Norseman gimlet
- Conservation status: Priority One — Poorly Known Taxa (DEC)

Scientific classification
- Kingdom: Plantae
- Clade: Tracheophytes
- Clade: Angiosperms
- Clade: Eudicots
- Clade: Rosids
- Order: Myrtales
- Family: Myrtaceae
- Genus: Eucalyptus
- Species: E. jimberlanica
- Binomial name: Eucalyptus jimberlanica L.A.S.Johnson & K.D.Hill

= Eucalyptus jimberlanica =

- Genus: Eucalyptus
- Species: jimberlanica
- Authority: L.A.S.Johnson & K.D.Hill
- Conservation status: P1

Species of eucalyptus

Eucalyptus jimberlanica, commonly known as Norseman gimlet, is a species of mallet or a tree and is endemic to a small area in the Goldfields-Esperance region of Western Australia. It has smooth, brownish bark, lance-shaped adult leaves, flower buds in groups of seven and conical to cup-shaped fruit.

==Description==
Eucalyptus jimberlanica is a mallet or a tree that typically grows to a height of 4 to 10 m and does not form a lignotuber. It has smooth, glossy dark brown to copper-coloured bark on the trunk and branches. Adult leaves are arranged alternately, the same glossy green on both sides, narrow lance-shaped to lance-shaped, 45-90 mm long and 5-18 mm wide tapering to a petiole up to 13 mm long.

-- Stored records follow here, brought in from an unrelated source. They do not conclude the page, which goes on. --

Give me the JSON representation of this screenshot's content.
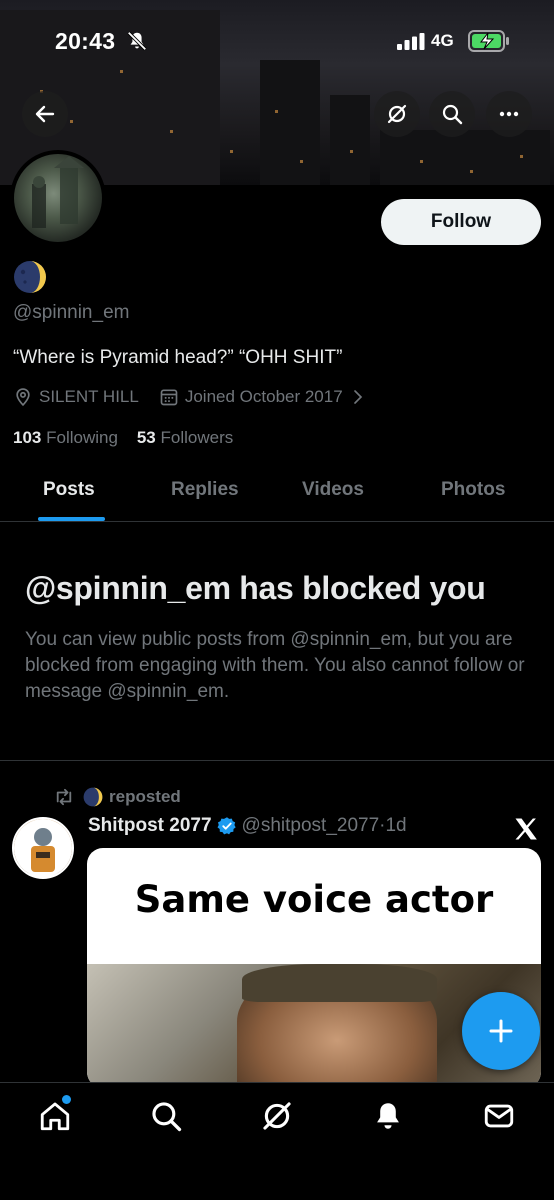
{
  "status_bar": {
    "time": "20:43",
    "carrier": "4G"
  },
  "profile": {
    "follow_label": "Follow",
    "handle": "@spinnin_em",
    "bio": "“Where is Pyramid head?” “OHH SHIT”",
    "location": "SILENT HILL",
    "joined": "Joined October 2017",
    "following_count": "103",
    "following_label": "Following",
    "followers_count": "53",
    "followers_label": "Followers"
  },
  "tabs": [
    {
      "label": "Posts",
      "active": true
    },
    {
      "label": "Replies",
      "active": false
    },
    {
      "label": "Videos",
      "active": false
    },
    {
      "label": "Photos",
      "active": false
    }
  ],
  "blocked": {
    "title": "@spinnin_em has blocked you",
    "description": "You can view public posts from @spinnin_em, but you are blocked from engaging with them. You also cannot follow or message @spinnin_em."
  },
  "post": {
    "repost_label": "reposted",
    "author_name": "Shitpost 2077",
    "author_handle": "@shitpost_2077",
    "time": "·1d",
    "media_text": "Same voice actor"
  },
  "colors": {
    "accent": "#1d9bf0",
    "muted": "#71767b",
    "text": "#e7e9ea"
  },
  "nav": {
    "items": [
      "home-icon",
      "search-icon",
      "grok-icon",
      "notifications-icon",
      "messages-icon"
    ]
  }
}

The flower buds are arranged in leaf axils in groups of seven on a thick, flattened, unbranched peduncle 2-9 mm long, the individual buds on pedicels 1-2 mm long. Mature buds are oval to more or less spherical, 7-10 mm long and 6-8 mm wide with a hemispherical operculum that is about the same length as the floral cup. The fruit is a more or less sessile, woody, conical to cup-shaped capsule 7-9 mm long and 6-8 mm wide with the valves below rim level.

This eucalypt is one of nine species of gimlet in the genus Eucalyptus. It is regarded by some as a possible hybrid between E. terebra and E. ravida.

==Taxonomy and naming==
Eucalyptus jimberlanica was first formally described by Lawrence Johnson and Kenneth Hill in 1991 and the description was published in the journal Telopea. The type specimen was collected from Jimberlana Hill, north east of Norseman by Hill, Johnson and Donald Frederick Blaxell in 1983.

==Distribution and habitat==
The Norseman gimlet is found on valley edges in a small area in the Goldfields-Esperance region of Western Australia near Norseman where it grows in loamy soils.

==Conservation status==
This eucalypt is classified as "Priority One" by the Government of Western Australia Department of Parks and Wildlife, meaning that it is known from only one or a few locations which are potentially at risk.